A Supreme Court case brought over silver salvaged from a wartime ship sinking could have consequences for the UK’s position as a global commercial hub, a specialist lawyer has warned. In Argentum v Republic of South Africa, five Supreme Court judges will consider the case for overturning a 2022 Court of Appeal judgment which critics say erodes the principle of state immunity from interference from foreign courts.

The specific issue is the ownership of silver carried by the British India Steam Navigation Company’s ship Tilawa, which sank in the Indian Ocean after being torpedoed by a Japanese submarine in November 1942. Of the 1,000 people on board, mainly Indian civilians emigrating to Africa, 280 died. They included radio officer Edmund Duncan who remained at his post to send an SOS which brought rescuers to the scene.  

The ship’s silver was destined to be minted into coinage by the Union of South Africa, an independent dominion of the British Empire. For decades, the wreck was regarded as unsalvageable but in 2017 a UK company Argentum Exploration Limited recovered 2,364 bars of silver worth more than £37m from a depth of 2.5 kilometres. The company declared the find to the Receiver of Wreck as required by the Merchant Shipping Act.

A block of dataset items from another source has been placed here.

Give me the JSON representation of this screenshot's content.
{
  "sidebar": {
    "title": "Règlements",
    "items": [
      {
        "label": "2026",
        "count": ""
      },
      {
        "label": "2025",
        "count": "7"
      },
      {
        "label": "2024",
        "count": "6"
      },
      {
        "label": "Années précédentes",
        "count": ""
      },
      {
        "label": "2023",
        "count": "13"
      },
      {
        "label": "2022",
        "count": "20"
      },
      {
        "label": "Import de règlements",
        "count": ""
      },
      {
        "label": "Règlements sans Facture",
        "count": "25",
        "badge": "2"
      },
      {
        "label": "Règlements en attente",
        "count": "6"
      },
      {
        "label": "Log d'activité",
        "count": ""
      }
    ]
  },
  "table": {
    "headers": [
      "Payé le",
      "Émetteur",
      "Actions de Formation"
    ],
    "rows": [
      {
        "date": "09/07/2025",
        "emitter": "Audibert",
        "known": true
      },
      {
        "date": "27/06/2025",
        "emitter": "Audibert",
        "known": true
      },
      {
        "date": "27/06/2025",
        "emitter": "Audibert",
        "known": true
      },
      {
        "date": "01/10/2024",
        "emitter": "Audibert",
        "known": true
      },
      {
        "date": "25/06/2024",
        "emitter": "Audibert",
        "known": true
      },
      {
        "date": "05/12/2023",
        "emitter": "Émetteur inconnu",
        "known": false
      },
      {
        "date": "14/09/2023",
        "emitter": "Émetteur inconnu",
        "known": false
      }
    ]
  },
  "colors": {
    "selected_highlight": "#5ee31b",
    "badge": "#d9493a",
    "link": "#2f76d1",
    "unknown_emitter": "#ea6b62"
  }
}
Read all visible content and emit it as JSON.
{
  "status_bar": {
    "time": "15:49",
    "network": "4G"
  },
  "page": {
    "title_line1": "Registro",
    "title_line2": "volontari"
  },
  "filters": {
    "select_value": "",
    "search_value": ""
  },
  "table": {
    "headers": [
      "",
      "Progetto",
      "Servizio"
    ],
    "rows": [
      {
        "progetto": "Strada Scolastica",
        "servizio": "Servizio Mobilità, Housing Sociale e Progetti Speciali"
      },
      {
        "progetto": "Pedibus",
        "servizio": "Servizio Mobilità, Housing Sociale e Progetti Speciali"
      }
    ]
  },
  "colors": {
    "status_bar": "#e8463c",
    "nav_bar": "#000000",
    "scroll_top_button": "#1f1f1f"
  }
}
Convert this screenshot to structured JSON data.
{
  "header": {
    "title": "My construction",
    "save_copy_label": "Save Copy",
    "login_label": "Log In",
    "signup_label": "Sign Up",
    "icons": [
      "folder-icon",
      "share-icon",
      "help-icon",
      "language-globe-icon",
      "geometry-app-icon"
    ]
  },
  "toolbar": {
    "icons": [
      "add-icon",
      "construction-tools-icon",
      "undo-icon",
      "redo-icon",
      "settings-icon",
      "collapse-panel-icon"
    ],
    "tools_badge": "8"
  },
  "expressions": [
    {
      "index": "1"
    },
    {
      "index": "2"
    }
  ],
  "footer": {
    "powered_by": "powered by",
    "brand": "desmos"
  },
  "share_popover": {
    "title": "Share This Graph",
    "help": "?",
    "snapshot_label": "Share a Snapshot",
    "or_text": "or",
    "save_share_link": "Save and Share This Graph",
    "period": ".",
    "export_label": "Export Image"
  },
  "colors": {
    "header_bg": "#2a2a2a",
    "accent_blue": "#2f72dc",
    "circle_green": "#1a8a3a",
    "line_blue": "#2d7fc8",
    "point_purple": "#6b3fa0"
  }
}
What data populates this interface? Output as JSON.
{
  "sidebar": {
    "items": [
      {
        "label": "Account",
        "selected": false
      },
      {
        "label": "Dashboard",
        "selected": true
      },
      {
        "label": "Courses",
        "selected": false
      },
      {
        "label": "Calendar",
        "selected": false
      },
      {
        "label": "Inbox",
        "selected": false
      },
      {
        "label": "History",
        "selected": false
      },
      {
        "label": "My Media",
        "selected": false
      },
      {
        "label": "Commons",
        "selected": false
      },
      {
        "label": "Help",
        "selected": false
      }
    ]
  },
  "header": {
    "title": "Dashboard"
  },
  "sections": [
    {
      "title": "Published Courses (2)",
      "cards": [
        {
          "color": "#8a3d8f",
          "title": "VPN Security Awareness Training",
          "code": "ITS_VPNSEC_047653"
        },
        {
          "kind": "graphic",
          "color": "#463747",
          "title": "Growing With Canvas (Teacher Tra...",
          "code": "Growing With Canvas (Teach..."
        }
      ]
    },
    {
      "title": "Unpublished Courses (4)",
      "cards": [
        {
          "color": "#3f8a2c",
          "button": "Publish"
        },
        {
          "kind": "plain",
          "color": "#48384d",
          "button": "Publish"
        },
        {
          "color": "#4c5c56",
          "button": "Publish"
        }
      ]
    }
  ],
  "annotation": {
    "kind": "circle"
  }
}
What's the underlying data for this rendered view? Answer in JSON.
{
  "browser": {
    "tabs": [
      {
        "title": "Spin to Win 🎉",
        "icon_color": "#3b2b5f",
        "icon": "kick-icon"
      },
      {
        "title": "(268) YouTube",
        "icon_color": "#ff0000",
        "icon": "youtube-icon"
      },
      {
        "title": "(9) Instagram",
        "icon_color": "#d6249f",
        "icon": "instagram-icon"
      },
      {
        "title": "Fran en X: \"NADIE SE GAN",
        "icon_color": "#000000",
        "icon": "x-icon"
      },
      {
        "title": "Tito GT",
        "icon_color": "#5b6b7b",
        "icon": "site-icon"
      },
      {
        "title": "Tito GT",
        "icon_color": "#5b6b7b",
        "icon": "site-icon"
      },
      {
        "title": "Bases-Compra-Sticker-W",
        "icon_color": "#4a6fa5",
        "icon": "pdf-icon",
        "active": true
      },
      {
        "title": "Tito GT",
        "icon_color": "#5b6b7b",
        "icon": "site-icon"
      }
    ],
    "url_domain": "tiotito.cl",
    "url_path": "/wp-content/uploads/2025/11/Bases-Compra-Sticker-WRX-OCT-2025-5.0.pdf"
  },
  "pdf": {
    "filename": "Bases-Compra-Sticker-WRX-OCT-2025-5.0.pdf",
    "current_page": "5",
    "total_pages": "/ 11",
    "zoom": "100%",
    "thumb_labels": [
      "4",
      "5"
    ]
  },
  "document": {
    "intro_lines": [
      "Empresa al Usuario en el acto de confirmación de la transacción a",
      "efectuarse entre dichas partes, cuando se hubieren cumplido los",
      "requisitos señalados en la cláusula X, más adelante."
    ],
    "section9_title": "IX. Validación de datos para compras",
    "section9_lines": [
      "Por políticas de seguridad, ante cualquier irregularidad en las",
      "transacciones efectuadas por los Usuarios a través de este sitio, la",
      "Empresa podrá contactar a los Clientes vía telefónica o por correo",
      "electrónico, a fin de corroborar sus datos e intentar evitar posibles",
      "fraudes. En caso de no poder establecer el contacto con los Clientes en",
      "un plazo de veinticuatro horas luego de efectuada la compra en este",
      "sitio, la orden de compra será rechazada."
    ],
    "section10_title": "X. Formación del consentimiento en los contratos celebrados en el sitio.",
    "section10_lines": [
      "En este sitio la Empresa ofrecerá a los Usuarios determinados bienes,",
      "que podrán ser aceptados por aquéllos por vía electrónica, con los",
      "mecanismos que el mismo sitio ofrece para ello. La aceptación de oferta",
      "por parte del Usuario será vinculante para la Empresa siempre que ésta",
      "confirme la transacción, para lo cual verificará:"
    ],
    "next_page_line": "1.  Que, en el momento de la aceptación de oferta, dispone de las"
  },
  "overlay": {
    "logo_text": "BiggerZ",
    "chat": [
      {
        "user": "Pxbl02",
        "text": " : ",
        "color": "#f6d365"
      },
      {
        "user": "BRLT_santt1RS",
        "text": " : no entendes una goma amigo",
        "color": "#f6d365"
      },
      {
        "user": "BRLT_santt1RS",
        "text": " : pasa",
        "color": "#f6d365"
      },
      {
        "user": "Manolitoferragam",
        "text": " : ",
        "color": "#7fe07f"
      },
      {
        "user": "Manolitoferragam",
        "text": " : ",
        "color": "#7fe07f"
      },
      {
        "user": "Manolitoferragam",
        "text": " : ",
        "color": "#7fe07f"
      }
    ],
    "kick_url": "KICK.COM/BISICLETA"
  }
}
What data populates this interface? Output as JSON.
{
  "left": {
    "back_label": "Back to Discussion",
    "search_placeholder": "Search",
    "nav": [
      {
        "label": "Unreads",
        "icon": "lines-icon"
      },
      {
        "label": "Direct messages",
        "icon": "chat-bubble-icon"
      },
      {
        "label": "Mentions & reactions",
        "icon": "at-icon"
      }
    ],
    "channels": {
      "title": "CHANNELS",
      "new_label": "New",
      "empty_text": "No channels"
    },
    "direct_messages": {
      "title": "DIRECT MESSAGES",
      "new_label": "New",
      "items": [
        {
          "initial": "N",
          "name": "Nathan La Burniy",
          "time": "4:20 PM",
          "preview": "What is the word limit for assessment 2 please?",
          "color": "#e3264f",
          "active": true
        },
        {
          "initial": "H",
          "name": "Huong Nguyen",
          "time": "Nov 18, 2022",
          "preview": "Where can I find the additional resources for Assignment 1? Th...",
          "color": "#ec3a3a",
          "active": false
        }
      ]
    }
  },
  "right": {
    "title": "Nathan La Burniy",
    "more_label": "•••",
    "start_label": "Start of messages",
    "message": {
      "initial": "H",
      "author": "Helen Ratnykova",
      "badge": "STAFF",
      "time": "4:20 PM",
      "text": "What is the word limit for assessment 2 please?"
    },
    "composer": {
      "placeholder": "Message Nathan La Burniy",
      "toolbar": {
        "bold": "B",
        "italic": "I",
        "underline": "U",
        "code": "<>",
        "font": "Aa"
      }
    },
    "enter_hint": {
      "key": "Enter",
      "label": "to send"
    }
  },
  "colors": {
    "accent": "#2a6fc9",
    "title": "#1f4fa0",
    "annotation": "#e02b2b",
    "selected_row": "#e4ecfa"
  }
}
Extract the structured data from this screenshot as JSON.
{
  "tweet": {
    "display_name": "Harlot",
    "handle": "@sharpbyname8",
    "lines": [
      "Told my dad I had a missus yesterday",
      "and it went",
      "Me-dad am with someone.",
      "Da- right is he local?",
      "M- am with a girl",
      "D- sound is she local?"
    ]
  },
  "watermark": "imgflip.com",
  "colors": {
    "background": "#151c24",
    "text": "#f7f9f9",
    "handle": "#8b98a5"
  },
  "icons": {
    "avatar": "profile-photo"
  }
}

In the following year, however, the government of the Republic of South Africa claimed ownership of the silver. It applied to strike out Agentum’s claim for salvage on the basis that it is immune from the jurisdiction of the United Kingdom under the State Immunity Act 1978. The Supreme Court will rule on whether state immunity applies when the cargo was ‘in use or intended use for commercial purposes’ - an exception under the act. 

Jehad Mustafa, lawyer at international firm Volterra Fietta, said any Supreme Court ruling that state immunity does not apply could have profound consequences. 'These protections exist to prevent states and their diplomats from being sued or prosecuted in the domestic courts of other states, save for narrow and carefully calculated exceptions, such as for commercial activity,’ he said. The Court of Appeal’s ruling 'is the latest in a series of recent English court judgments that have eroded those state and diplomatic immunity protections in the UK. Via the courts, the UK is expanding the “exceptions” to the immunity that it gives other states, thus arguably unilaterally reducing the immunities from their international law scope’.

He added: 'If the Supreme Court continues with the same approach to restricting immunity, London’s status as a commercial and legal hub will be put into question.'

A two-day hearing before Lord Lloyd-Jones, Lord Briggs, Lord Hamblen, Lord Leggatt and Lord Richards opens on Tuesday.